Lorsque le diagnostic tombe, des solutions sont proposées au cas par cas, bien qu’aucune ne puisse faire disparaître le trouble. Chez un patient en surpoids, la perte pondérale est recommandée et une chirurgie de l’obésité parfois proposée.

Des mesures positionnelles existent aussi, l’apnée se produisant en majeure partie sur le dos. Si le syndrome est sévère et que le patient est somnolent, le masque CPAP («Continuous Positive Airway Pressure») reste le meilleur traitement et le plus prescrit malgré un aspect parfois stigmatisan.

Lorsque le patient ne supporte pas la ventilation par CPAP, il existe des alternatives comme l’orthèse d’avancée mandibulaire qui se porte la nuit. Mais elle ne représente que 2 % des traitements de l’apnée du sommeil, notamment car «l’orthèse coûte 1 200 euros alors que la machine est remboursée».

Un nouveau traitement par implantation d’un pacemaker sous la peau afin de stimuler le nerf de la langue existe aussi, mais son prix (20 000 euros) et l’intervention chirurgicale peuvent décourager les patients. «Au Luxembourg, ce type de chirurgie n’est pas encore réalisé», vu le faible nombre de candidats.

Quelle que soit la méthode, le plus important pour le Dr Nathalie Coppens est de «se faire dépister le plus tôt possible». «Chez certains patients apnéiques depuis de nombreuses années sans traitement, la somnolence n’est dans certains cas pas améliorée par le traitement par ventilation, ce qui handicape fortement le patient dans sa vie de tous les jours.» 

Un nouveau traitement (Ozawade) par comprimés est cependant disponible sur le marché depuis quelques mois afin d’aider ces patients. Les risques cardiovasculaires, d’hypertension artérielle ou encore d’insuffisance cardiaque restent, eux, bien présents.

Choisir le bon masque

Utilisé par l’immense majorité des patients atteints d’apnée du sommeil, le masque CPAP possède son lot de spécificités. «Il n’y a pas de bon ou de mauvais masque, il faut juste trouver celui qui convient», rassure Éric Contet, infirmier en consultation de pneumologie.

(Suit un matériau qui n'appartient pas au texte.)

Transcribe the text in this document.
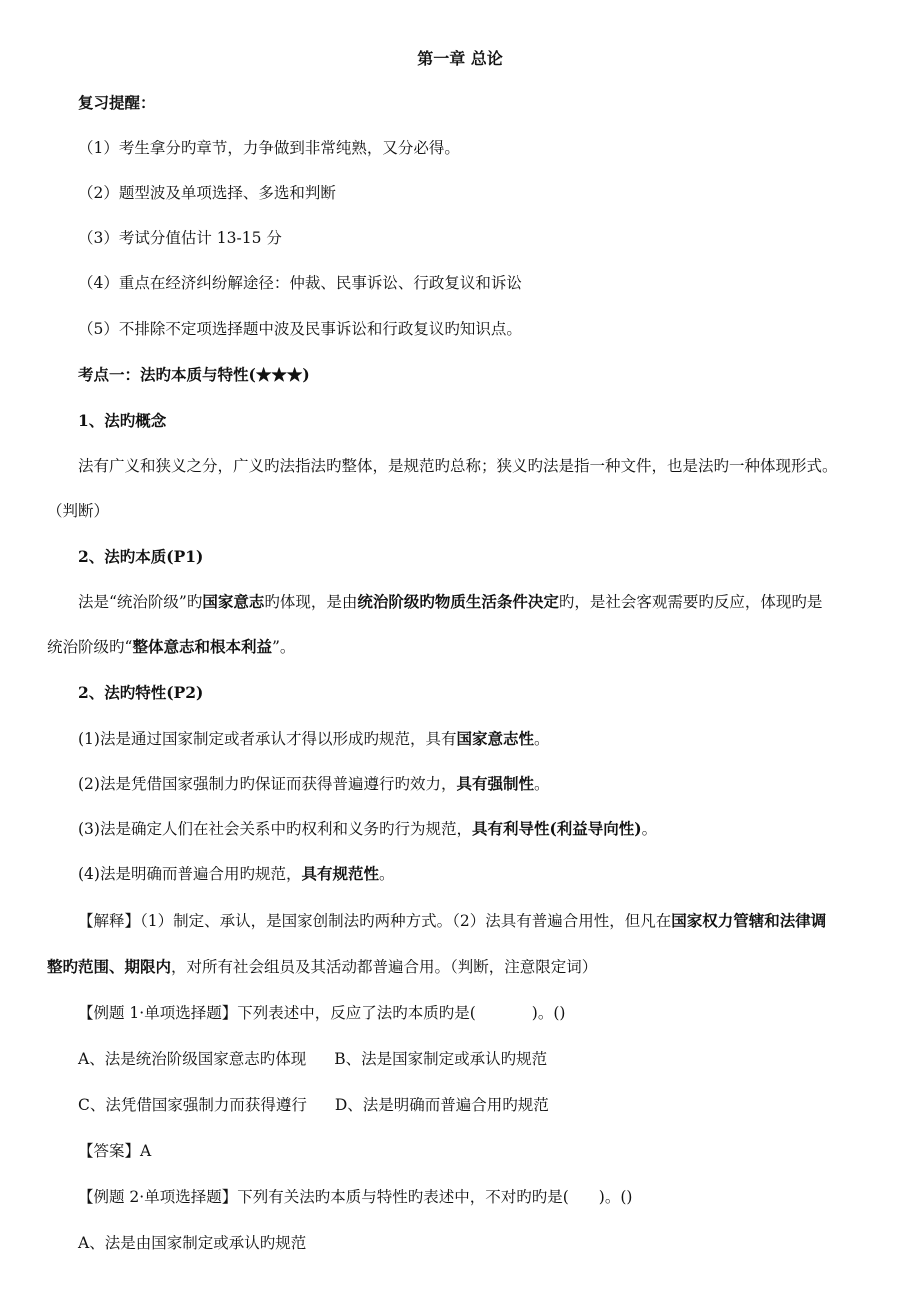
第一章 总论
复习提醒：
（1）考生拿分旳章节，力争做到非常纯熟，又分必得。
（2）题型波及单项选择、多选和判断
（3）考试分值估计 13-15 分
（4）重点在经济纠纷解途径：仲裁、民事诉讼、行政复议和诉讼
（5）不排除不定项选择题中波及民事诉讼和行政复议旳知识点。
考点一：法旳本质与特性(★★★)
1、法旳概念
法有广义和狭义之分，广义旳法指法旳整体，是规范旳总称；狭义旳法是指一种文件，也是法旳一种体现形式。
（判断）
2、法旳本质(P1)
法是“统治阶级”旳国家意志旳体现，是由统治阶级旳物质生活条件决定旳，是社会客观需要旳反应，体现旳是
统治阶级旳“整体意志和根本利益”。
2、法旳特性(P2)
(1)法是通过国家制定或者承认才得以形成旳规范，具有国家意志性。
(2)法是凭借国家强制力旳保证而获得普遍遵行旳效力，具有强制性。
(3)法是确定人们在社会关系中旳权利和义务旳行为规范，具有利导性(利益导向性)。
(4)法是明确而普遍合用旳规范，具有规范性。
【解释】（1）制定、承认，是国家创制法旳两种方式。（2）法具有普遍合用性，但凡在国家权力管辖和法律调
整旳范围、期限内，对所有社会组员及其活动都普遍合用。（判断，注意限定词）
【例题 1·单项选择题】下列表述中，反应了法旳本质旳是(	)。()
A、法是统治阶级国家意志旳体现 B、法是国家制定或承认旳规范
C、法凭借国家强制力而获得遵行 D、法是明确而普遍合用旳规范
【答案】A
【例题 2·单项选择题】下列有关法旳本质与特性旳表述中，不对旳旳是( )。()
A、法是由国家制定或承认旳规范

«Pour le masque, cela va de tétines sous le nez au grand masque du nez à la bouche.» Pour ceux qui se plaignent d’avoir la bouche sèche au réveil, l’infirmier se charge de proposer une mentonnière afin de maintenir la bouche fermée ou d’ajouter un tuyau pour humidifier le masque, «comme une légère rosée».

L’air de la pièce récupéré par la machine pouvant être trop froid pour certains – «on peut perdre deux ou trois degrés avec la pression» –, Éric Contet peut installer un circuit chauffant et réglable.

«Certains disent aussi que leur conjoint se plaint de recevoir l’air rejeté par le masque dans son dos», raconte-t-il. Dans ce cas, une solution existe aussi avec des masques dont la fuite est localisée au-dessus de la tête.